Saturday, September 13, 2014

Triskaidekaphilia: '2:13' (2009)

On the 13th of each month, I write about a movie whose title contains the number 13.
 
The supporting cast of 2:13 includes Jere Burns, Teri Polo, Kevin Pollak, Mark Pellegrino and Dwight Yoakam. So why is some guy named Mark Thompson the star of the movie? If you're unfamiliar with the long-running Los Angeles morning radio duo Mark and Brian, you may be completely baffled by how this Thompson guy managed to get a movie made of his terrible screenplay, starring himself, with a bunch of competent, recognizable actors in the supporting roles.

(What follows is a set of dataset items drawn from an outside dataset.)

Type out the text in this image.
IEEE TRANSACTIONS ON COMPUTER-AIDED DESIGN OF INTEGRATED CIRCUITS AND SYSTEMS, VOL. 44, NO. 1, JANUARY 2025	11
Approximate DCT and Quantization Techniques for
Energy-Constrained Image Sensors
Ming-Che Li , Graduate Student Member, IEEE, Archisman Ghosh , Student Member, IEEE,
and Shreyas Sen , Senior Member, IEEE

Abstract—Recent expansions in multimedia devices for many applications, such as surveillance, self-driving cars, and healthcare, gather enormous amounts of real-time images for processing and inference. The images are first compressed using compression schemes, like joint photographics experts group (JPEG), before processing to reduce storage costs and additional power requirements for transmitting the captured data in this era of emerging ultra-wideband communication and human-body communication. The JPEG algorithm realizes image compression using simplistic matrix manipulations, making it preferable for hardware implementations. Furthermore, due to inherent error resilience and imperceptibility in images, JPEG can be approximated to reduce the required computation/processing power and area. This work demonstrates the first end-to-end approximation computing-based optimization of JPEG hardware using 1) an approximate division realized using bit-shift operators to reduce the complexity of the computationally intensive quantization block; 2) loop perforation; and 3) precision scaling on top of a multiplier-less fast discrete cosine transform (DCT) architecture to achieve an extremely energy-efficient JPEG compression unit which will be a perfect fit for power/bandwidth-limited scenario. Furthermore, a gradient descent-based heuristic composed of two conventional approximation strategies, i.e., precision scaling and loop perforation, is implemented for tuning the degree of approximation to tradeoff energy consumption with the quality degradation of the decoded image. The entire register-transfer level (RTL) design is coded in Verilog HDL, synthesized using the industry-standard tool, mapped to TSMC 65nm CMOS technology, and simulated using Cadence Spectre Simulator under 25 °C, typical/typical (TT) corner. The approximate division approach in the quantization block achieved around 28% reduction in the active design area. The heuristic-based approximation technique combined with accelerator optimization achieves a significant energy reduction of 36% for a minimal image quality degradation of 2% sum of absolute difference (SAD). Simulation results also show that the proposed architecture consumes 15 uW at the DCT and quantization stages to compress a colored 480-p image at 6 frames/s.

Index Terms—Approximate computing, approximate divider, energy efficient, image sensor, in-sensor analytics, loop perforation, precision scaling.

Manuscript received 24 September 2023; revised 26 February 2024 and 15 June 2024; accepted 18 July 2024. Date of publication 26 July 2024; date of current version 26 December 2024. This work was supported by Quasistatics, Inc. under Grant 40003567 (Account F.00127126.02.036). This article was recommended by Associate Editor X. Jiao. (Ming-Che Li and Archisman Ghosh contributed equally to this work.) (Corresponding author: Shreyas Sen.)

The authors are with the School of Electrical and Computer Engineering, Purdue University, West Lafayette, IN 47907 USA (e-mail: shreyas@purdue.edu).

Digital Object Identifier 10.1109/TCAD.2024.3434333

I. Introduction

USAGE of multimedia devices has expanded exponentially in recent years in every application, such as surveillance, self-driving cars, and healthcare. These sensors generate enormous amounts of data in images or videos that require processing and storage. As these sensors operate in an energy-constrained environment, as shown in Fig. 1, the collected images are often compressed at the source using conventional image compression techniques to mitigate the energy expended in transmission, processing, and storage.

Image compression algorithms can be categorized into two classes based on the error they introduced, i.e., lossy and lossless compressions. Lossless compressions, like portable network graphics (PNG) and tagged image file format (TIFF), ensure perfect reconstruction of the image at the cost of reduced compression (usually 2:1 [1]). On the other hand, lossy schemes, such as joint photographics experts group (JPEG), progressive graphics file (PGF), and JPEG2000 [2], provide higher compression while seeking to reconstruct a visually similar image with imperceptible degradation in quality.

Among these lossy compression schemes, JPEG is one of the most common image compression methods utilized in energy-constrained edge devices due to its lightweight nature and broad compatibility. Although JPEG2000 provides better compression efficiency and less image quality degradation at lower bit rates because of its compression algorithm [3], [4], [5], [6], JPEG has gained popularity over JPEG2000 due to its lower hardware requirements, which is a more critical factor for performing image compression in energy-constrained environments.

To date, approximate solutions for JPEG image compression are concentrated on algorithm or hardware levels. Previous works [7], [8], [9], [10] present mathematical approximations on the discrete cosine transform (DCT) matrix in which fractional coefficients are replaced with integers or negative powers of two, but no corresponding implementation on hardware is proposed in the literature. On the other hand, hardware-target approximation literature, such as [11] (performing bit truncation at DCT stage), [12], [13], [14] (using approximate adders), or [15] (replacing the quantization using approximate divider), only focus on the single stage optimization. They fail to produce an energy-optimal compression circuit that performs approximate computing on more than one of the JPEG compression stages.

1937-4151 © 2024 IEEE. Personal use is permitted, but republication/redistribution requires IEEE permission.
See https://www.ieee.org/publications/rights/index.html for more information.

But Thompson (who is also an executive producer, along with his wife) is an LA radio icon and certainly quite wealthy, even if he and his partner Brian Phelps never quite achieved the national fame of people like Howard Stern and Opie & Anthony (they were syndicated for a while and had a short-lived TV show in the '90s).

So if Thompson wanted to write and star in a low-budget thriller, he undoubtedly had the money to bankroll it himself, hire a director (Charles Adelman) whose filmography consists primarily of bikini-model videos and convince solid working actors to take jobs acting opposite him and pretending he's remotely in their league. It's the definition of a vanity project, and not surprisingly it did not lead to a thriving movie career for Thompson (who has no subsequent movie or TV credits). Although I remember listening to the Mark and Brian show while growing up in Southern California, I didn't connect the two until after I finished watching the movie, and I spent the whole time trying to solve a much greater mystery than who was killing people and covering them in creepy masks: the mystery of how the hell Mark Thompson managed to become the star of this movie.

Because while Thompson's screenplay for 2:13 is terrible, it's really not that much more terrible than screenplays for dozens of other straight-to-video crime thrillers. With another actor in the lead role, 2:13 might have been slightly more tolerable, or at least less inadvertently hilarious. But Thompson overplays his cliched burned-out cop on the edge so excessively that every one of his actions becomes like a parody of a hard-boiled detective. Poor Teri Polo deserves hazard pay for having to pretend to be overwhelmingly attracted to this smug shlub, and their post-sex cuddling is some of the most awkward intimacy I've ever seen in a movie (thankfully the movie skips over the actual sex).

Thompson's Detective Russell Spivey is your basic tortured maverick who doesn't play by the rules, dealing with buried childhood trauma while tracking a serial killer who arranges his victims in ritualistic scenes complete with hand-painted masks. It's mostly standard-issue serial-killer stuff, all grim and ornate and pointless, complete with an overwrought backstory and predictable (yet also nonsensical) twist ending. Spivey is supposed to be some kind of master profiler, but he's prone to keen observations like "Emotions aren't possible without feelings," and he makes numerous dubious logical leaps in his efforts to capture the killer. (Even the title is part of that, since it refers to the time at which the killer always does something that turns out to not really be related to the murders.)

Despite his supposed keen psychological acumen, he's consistently stymied by the efforts of the therapist (Pollak) he's required to see following an on-duty mental breakdown. Those scenes are some of the movie's worst, with repetitive banter (Spivey's catch phrase is a sarcastic "Match?" when he tries to smoke a cigarette even though he knows it's not allowed) and a totally far-fetched hypnosis scene that of course sets the stage for the idiotic ending.

Since Thompson seems to have spent the entire budget on hiring semi-famous actors, the whole movie looks dingy and cheap, shot on unconvincing sets and locations and given a grimy visual style that's probably meant to make it look intense and brooding. Adelman may be great at shooting women in bikinis, but he can't do anything to improve Thompson's awful writing and even worse acting. Every time a new familiar face popped up, I felt bad for them for having been convinced to participate in this debacle. I'm sure the behind-the-scenes story of the radio DJ's vanity project, if it ever gets told, would be a lot more interesting than the movie itself.